Just because we haven't observed something popping out of nothing doesn't mean it can't happen. Maybe the rules are different for the universe as a whole.

I think I can understand the heart of your objection. One reason that we assume that things can't pop out of nothing is that our experience tells us this doesn't happen, so it's an example of induction, inferring from the specific to the general. And if it's just induction, maybe there's nothing logically contradictory about that happening. But there are two things to be said about that.

First, just because it might not be logically contradictory for that to happen, that doesn't mean it's a good explanation; we'd still need some good reasons to think that it happened that way. For example, imagine you walk into your apartment and you see your roommate hunched over a plate. He looks up and he has chocolate smeared on his face and crumbs on his jacket. He's been eating the double chocolate cupcake that your mom gave you for your birthday! You're about to accuse him and he says "Wait, wait, it's not what you think! Isn't it possible that while I was walking through the kitchen, the cupcake spontaneously appeared in my mouth?" Would you believe him? Of course not! He'd have to give some evidence that he really didn't just take the cupcake from the fridge and eat it. The point is that we have no evidence of anything physical spontaneously happening with truly no explanation, and it seems absurd, even if you argue it's not technically impossible.
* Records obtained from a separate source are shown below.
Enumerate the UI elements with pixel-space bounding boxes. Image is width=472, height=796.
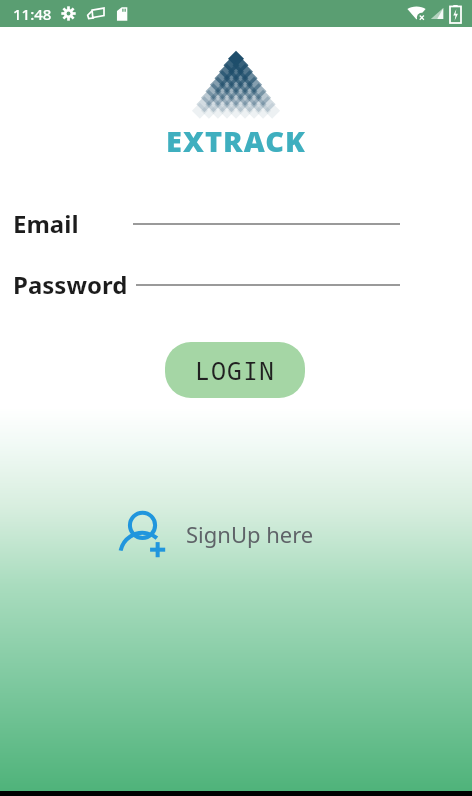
staticText: Email [13, 207, 79, 240]
staticText: Password [13, 268, 128, 301]
staticText: 11:48 [13, 4, 52, 24]
button[interactable]: LOGIN [165, 342, 305, 398]
staticText: LOGIN [195, 353, 276, 387]
button[interactable]: Sign up [112, 500, 322, 568]
staticText: SignUp here [186, 519, 314, 549]
staticText: EXTRACK [166, 121, 306, 160]
other: Sign up [112, 506, 168, 562]
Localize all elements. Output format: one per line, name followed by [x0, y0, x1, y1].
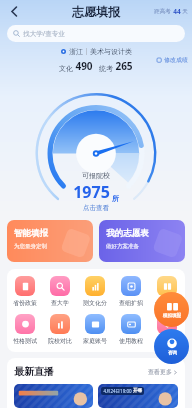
staticText: 模拟填报 [163, 313, 181, 319]
staticText: 家庭账号 [83, 337, 107, 345]
button[interactable]: 查看更多 [148, 368, 178, 376]
staticText: 智能填报 [14, 228, 48, 239]
staticText: 我的志愿表 [106, 228, 149, 239]
button[interactable]: 智能填报 [7, 220, 93, 262]
button[interactable]: 距高考 [154, 7, 188, 16]
button[interactable]: 可报院校 1975 所 点击查看 [30, 88, 162, 214]
staticText: 查看更多 [148, 368, 172, 376]
staticText: 所 [112, 194, 119, 203]
staticText: 省份政策 [13, 299, 37, 307]
staticText: 可报院校 [82, 171, 110, 180]
button[interactable]: 省份政策 [7, 276, 42, 307]
staticText: 修改成绩 [164, 56, 188, 64]
staticText: 44 [173, 7, 181, 16]
button[interactable]: 教程 [149, 314, 185, 345]
staticText: 志愿填报 [72, 4, 120, 19]
staticText: 教程 [161, 337, 173, 345]
button[interactable]: 家庭账号 [77, 314, 113, 345]
staticText: 最新直播 [14, 365, 54, 378]
staticText: 测文化分 [83, 299, 107, 307]
button[interactable]: 测文化分 [77, 276, 113, 307]
staticText: 美术与设计类 [90, 47, 132, 56]
staticText: 天 [182, 8, 188, 15]
staticText: 为您量身定制 [14, 243, 47, 250]
button[interactable] [14, 384, 93, 408]
staticText: 找大学/查专业 [23, 29, 65, 38]
staticText: 性格测试 [13, 337, 37, 345]
staticText: 265 [115, 59, 133, 73]
staticText: 咨询 [168, 350, 177, 356]
staticText: 490 [75, 59, 93, 73]
staticText: 查大学 [51, 299, 69, 307]
button[interactable]: 找大学/查专业 [7, 25, 185, 42]
button[interactable]: 4月24日19:00 [98, 384, 178, 408]
staticText: 浙江 [69, 47, 83, 56]
button[interactable]: 使用教程 [113, 314, 149, 345]
staticText: 统考 [99, 64, 113, 73]
staticText: 开播 [133, 388, 142, 394]
staticText: 院校对比 [48, 337, 72, 345]
button[interactable]: 一分一段 [149, 276, 185, 307]
button[interactable]: 模拟填报 [154, 292, 189, 327]
button[interactable]: 返回 [4, 1, 24, 21]
staticText: 距高考 [154, 8, 171, 15]
staticText: 1975 [73, 181, 110, 203]
staticText: 4月24日19:00 [103, 388, 132, 394]
staticText: 做好方案准备 [106, 243, 139, 250]
staticText: 使用教程 [119, 337, 143, 345]
staticText: 文化 [59, 64, 73, 73]
button[interactable]: 查大学 [42, 276, 77, 307]
button[interactable]: 咨询 [154, 329, 189, 364]
button[interactable]: 院校对比 [42, 314, 77, 345]
staticText: 点击查看 [83, 204, 109, 212]
staticText: 一分一段 [155, 299, 179, 307]
button[interactable]: 性格测试 [7, 314, 42, 345]
button[interactable]: 查细扩招 [113, 276, 149, 307]
staticText: 查细扩招 [119, 299, 143, 307]
button[interactable]: 我的志愿表 [99, 220, 185, 262]
button[interactable]: 修改成绩 [157, 56, 188, 64]
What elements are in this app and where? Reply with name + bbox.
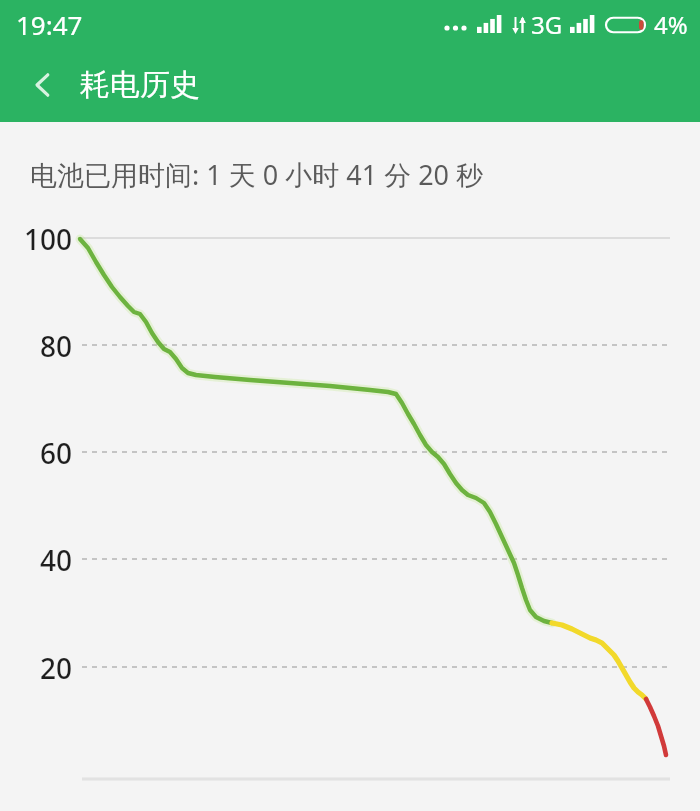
staticText: 4% xyxy=(654,8,688,41)
staticText: 耗电历史 xyxy=(80,66,200,104)
button[interactable]: Back xyxy=(16,58,70,112)
staticText: 19:47 xyxy=(16,7,83,42)
staticText: 40 xyxy=(0,541,72,579)
staticText: 3G xyxy=(531,8,563,41)
staticText: 电池已用时间: 1 天 0 小时 41 分 20 秒 xyxy=(30,156,484,193)
staticText: 60 xyxy=(0,434,72,472)
staticText: 80 xyxy=(0,327,72,365)
staticText: 100 xyxy=(0,220,72,258)
staticText: 20 xyxy=(0,649,72,687)
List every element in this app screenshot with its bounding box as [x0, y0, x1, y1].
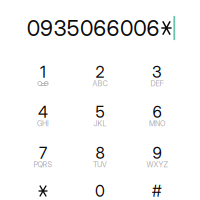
- staticText: 0935066006: [27, 15, 160, 41]
- button[interactable]: [14, 176, 72, 200]
- button[interactable]: 8: [72, 138, 128, 178]
- staticText: DEF: [150, 79, 164, 88]
- staticText: ABC: [92, 79, 108, 88]
- staticText: JKL: [94, 119, 106, 128]
- button[interactable]: 9: [128, 138, 186, 178]
- staticText: 5: [96, 102, 104, 122]
- staticText: PQRS: [34, 160, 52, 169]
- staticText: GHI: [37, 119, 49, 128]
- button[interactable]: #: [128, 176, 186, 200]
- button[interactable]: 5: [72, 96, 128, 136]
- staticText: 6: [152, 102, 162, 122]
- staticText: TUV: [93, 160, 107, 169]
- staticText: 0: [95, 181, 105, 200]
- button[interactable]: 7: [14, 138, 72, 178]
- staticText: MNO: [149, 119, 165, 128]
- staticText: 9: [152, 143, 162, 163]
- staticText: WXYZ: [146, 160, 168, 169]
- staticText: 3: [152, 62, 162, 82]
- staticText: 4: [38, 102, 48, 122]
- button[interactable]: 4: [14, 96, 72, 136]
- staticText: 1: [40, 62, 46, 82]
- button[interactable]: 2: [72, 56, 128, 96]
- button[interactable]: 3: [128, 56, 186, 96]
- staticText: 7: [39, 143, 47, 163]
- staticText: 8: [96, 143, 104, 163]
- staticText: 2: [96, 62, 104, 82]
- button[interactable]: 0: [72, 176, 128, 200]
- button[interactable]: 6: [128, 96, 186, 136]
- button[interactable]: 1: [14, 56, 72, 96]
- staticText: #: [152, 181, 162, 200]
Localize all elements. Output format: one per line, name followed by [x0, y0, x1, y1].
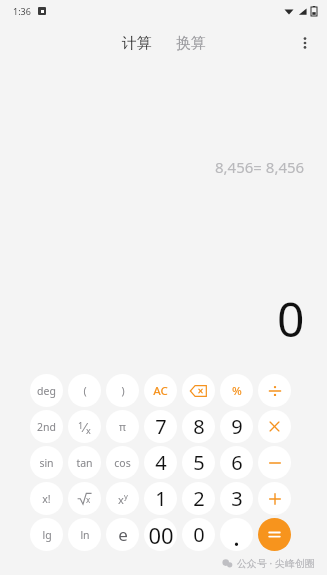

Second, the first premise, that everything that begins to exists has a cause, goes deeper than just something from nothing. When you reject this premise, it's not just saying that there was no stuff and suddenly there is stuff, violating the conservation of matter and energy. You're actually claiming something way more extreme than that: that something can begin with literally no cause at all. Not just an unknown cause, but absolutely no cause or explanation.

Because this argument is okay with leaving the outside cause unknown, even if it does have similarities to God. But to say with confidence that there is just no cause, I think goes way beyond our ability to know, and contradicts our intuitions and observations that everything does have an explanation. Don't you think it's more reasonable to say the universe might have an explanation rather than needing no explanation?